Risk And Reward Ratio In Forex Trading

If you have experienced “miscalculation” events while trading forex, then there are some important things about the Risk And Reward ratio that you need to know. By knowing the Risk And Reward ratio, you can improve trading performance and increase confidence in the trading system used.

Now, what is the Risk And Reward ratio?

Risk And Reward ratio is a comparison between risk to return. Or in the world of trading is often called the comparison between the loss to profit.

Then how is the relationship between the experience above and the Risk And Reward ratio?

With the Risk And Reward ratio, you can manage so that in one loss, all profits are not immediately sold out and in the long term the difference between profit and loss on the balance becomes more surplus. Interesting right?

The Relationship Between Risk And Reward Ratio With Winrate

Many traders, especially novice traders, really adore or idolize high win rates, if possible without a loss (100% win rate), why do you have to have high win rates or no loss? Everything comes from one thing, WANT TO PROFIT. With a high win rate, the hope of successful trading within a week immediately becomes a reality. If you are sure to profit, it means that you are getting rich quickly.

If you have ever expected a high win rate strategy in this way, then we are in the same boat. I also used to like things that smelled fantastic like high win rates and huge profits on transactions. The point is I want to be sure to profit and must be big. Small profits are less of a “surprise”.

Unfortunately, the facts are not in line with expectations. The proof is that many of my accounts have run out and I have become a deposit subscription. Then what’s wrong?

After a while, I started to dig deeper. Does the strategy have to be a high win rate before it can be profitable? Do great traders like market wizards have winrates close to 100%?

I then started to read a lot of trading books from abroad such as the Market Wizard book from Jack Schwager and books on the correct application of risk in trading. From the many books I read, I found the same message, great traders are very good at risk control.

Many of them have win rates below 60%. In other words, the winning rate cannot be used as the only benchmark for a system to be profitable in the long term.

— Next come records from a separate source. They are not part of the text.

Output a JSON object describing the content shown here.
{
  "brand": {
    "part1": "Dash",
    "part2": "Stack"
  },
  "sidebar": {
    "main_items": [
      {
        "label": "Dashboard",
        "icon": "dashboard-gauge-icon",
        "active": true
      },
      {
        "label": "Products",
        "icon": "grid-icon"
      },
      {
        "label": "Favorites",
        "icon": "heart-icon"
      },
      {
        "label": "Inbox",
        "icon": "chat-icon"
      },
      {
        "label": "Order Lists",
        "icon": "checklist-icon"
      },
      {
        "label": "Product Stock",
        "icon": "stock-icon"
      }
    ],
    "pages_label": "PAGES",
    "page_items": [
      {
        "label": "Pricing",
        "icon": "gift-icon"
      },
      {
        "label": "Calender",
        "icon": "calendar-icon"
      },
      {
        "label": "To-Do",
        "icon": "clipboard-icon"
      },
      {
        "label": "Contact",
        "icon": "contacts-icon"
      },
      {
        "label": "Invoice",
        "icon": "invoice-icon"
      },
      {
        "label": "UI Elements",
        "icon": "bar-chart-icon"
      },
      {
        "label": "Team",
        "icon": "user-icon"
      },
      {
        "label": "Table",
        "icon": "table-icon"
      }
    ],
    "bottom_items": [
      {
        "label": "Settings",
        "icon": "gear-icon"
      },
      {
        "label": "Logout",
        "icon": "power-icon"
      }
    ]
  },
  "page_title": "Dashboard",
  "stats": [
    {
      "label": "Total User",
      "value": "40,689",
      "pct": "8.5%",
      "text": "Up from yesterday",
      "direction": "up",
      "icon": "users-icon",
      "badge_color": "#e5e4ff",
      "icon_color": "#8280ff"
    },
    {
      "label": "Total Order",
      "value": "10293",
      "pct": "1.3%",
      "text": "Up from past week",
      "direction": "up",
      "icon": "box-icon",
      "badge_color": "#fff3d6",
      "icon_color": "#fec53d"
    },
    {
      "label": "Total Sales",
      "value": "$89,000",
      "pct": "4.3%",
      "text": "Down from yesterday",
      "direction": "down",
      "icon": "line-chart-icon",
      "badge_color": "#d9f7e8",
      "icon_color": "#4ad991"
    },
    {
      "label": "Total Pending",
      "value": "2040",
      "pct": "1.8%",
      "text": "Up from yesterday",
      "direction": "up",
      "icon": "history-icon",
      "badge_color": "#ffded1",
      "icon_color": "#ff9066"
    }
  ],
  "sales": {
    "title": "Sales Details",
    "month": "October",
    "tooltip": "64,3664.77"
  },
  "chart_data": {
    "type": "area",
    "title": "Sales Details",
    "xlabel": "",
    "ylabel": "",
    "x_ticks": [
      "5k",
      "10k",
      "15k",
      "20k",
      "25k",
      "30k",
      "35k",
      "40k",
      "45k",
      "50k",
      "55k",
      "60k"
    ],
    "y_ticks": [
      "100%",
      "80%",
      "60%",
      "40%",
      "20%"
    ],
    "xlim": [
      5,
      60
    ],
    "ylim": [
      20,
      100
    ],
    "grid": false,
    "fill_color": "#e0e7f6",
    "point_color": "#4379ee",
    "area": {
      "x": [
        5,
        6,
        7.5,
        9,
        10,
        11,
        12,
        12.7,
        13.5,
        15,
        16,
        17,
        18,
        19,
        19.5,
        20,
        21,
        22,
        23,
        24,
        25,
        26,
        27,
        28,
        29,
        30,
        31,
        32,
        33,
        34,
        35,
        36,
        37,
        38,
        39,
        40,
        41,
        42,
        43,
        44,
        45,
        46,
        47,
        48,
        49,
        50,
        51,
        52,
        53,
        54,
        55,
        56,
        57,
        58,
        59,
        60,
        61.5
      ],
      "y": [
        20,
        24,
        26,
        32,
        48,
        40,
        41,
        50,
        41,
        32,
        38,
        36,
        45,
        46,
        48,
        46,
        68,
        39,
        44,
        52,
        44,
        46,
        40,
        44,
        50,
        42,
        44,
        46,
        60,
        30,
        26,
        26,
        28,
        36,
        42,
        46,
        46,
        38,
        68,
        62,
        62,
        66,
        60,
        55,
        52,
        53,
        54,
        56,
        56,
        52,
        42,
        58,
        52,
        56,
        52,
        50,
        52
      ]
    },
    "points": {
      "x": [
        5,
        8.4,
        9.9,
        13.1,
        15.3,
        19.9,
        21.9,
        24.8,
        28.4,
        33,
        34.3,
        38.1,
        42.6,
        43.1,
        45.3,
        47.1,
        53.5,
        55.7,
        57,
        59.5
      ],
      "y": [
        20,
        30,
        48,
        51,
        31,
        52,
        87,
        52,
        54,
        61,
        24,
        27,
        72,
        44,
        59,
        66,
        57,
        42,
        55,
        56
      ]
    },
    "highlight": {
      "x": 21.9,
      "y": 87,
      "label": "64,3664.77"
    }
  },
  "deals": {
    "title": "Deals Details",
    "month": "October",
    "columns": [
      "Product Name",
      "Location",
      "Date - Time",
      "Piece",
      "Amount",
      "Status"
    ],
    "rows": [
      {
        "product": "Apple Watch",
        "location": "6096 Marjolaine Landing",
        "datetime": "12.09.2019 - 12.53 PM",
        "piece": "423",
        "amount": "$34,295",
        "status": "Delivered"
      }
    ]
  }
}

The winning rate must be paired with the Risk And Reward ratio to see the long-term performance of the account.

Combining the winning rate with the Risk And Reward ratio to see the possibility of an accounting profit in the long term is called the expectancy-value.

How to Determine Risk And Reward In Trading

Determination of Risk And Reward is quite simple. Here are the principles:

– Risk is calculated from the distance from the entry price to the stop loss price

– Reward is calculated from the distance of the entry price to the take profit price

– Risk And Reward ratio is calculated from risk divided by reward or distance to stop loss divided by distance to take profit

Risk is calculated from the distance of the entry price to the stop-loss price (red area), while the reward is calculated from the distance of entry to the take profit price (green area). In the opportunity above, the risk offered is 80 pips and the reward is 126 pips.

Thus the discussion about the Risk And Reward Ratio, hopefully this article is useful.